Endosymbiont DNA in endobacteria-free filarial nematodes indicates ancient horizontal genetic transfer

Abstract

Background: Wolbachia are among the most abundant symbiotic microbes on earth; they are present in about 66% of all insect species, some spiders, mites and crustaceans, and most filarial nematode species. Infected filarial nematodes, including many pathogens of medical and veterinary importance, depend on Wolbachia for proper development and survival. The mechanisms behind this interdependence are not understood. Interestingly, a minority of filarial species examined to date are naturally Wolbachia-free.

Methodology/principal findings: We used 454 pyrosequencing to survey the genomes of two distantly related Wolbachia-free filarial species, Acanthocheilonema viteae and Onchocerca flexuosa. This screen identified 49 Wolbachia-like DNA sequences in A. viteae and 114 in O. flexuosa. qRT-PCR reactions detected expression of 30 Wolbachia-like sequences in A. viteae and 56 in O. flexuosa. Approximately half of these appear to be transcribed from pseudogenes. In situ hybridization showed that two of these pseudogene transcripts were specifically expressed in developing embryos and testes of both species.

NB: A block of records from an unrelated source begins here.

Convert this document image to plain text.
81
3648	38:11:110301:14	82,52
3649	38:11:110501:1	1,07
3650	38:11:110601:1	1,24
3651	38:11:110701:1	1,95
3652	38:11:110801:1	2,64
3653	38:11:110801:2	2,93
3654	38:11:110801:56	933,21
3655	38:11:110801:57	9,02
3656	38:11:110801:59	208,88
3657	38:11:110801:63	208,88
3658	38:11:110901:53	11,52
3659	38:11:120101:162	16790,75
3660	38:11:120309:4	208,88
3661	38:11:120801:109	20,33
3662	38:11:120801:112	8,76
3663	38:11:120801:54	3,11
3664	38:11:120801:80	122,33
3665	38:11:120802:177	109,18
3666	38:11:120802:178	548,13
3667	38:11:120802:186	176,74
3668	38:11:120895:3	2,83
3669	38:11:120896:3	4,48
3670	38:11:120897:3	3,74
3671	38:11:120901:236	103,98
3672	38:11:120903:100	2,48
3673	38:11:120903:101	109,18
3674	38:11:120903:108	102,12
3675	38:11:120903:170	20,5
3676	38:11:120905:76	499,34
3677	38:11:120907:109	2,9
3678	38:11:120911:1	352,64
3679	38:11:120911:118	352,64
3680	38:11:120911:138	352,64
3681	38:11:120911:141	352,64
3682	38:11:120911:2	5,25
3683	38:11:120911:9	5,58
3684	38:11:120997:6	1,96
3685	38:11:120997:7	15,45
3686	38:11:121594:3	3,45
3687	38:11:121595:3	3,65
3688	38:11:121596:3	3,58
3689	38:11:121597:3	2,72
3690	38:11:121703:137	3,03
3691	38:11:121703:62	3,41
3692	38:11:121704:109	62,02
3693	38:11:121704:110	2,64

Conclusions/significance: These results strongly suggest that the last common ancestor of extant filarial nematodes was infected with Wolbachia and that this former endosymbiont contributed to their genome evolution. Horizontally transferred Wolbachia DNA may explain the ability of some filarial species to live and reproduce without the endosymbiont while other species cannot.

Figure 1. Mapping transferred fragments to a sequenced Wolbachia genome.

Black circle represents the 1.1 Mbp genome of the Wolbachia endosymbiont of B. malayi. Tick marks in the colored outer rings indicate where a transferred DNA fragment found in the indicated species would align to the Wolbachia genome. Fragments found in the B. malayi genome were previously described by Dunning Hotopp et al. .

Figure 2. Schematic of genomic DNA fragments containing Wolbachia homologs.

Figure outlines the structure of four genomic sequence fragments identified in this study. The exact annotation and coordinates of each of the homologs depicted can be found in Tables S1 and S2. Blue blocks represent regions of homology to nematode sequences while red blocks represent regions homologous to Wolbachia sequences. Horizontal arrows represent inverted repeats in the DNA sequence. Inverted repeat segments in Of70 share 88% identity with one another while the repeated segments in Of71 share 82.8% identity.

Figure 3. In situ hybridization of adult filarial worms.

A–H are stained with probes made from an O. flexuosa sequence with homology to Wolbachia 2- methylthioadenine synthase (2-MAS, wOf53). A, C, E and G are stained with the sense probe (negative control), while B, D, F and H show matching consecutive sections stained with the antisense probes. 2-MAS probe labels lateral cords, intrauterine stretched microfilaria and uterine and intestinal epithelium of female B. malayi (B), the oocytes and uterus of female A. viteae (D), the spermatogonia in the periphery of the testes of male A. viteae (F), and lateral chords and different stages of sperm development in the testes of male O. flexuosa (H). I–L are stained with probes made from an O. flexuosa sequence with homology to Wolbachia DNA polymerase I (pol I, wOf88). I and K are stained with sense probes (negative control) while H and L are the matching consecutive sections stained with antisense probes. pol I probe labels ovaries and granular structures resembling Wolbachia (arrows) in the lateral chords of female B. malayi (J) and oocytes in female A. viteae (L). Abbreviations: m, musculature; i, intestine; lc, lateral chord; cu, cuticle; hy, hypodermis; t, testes; ut, uterus; ov, ovary. Scale bar 40 µm.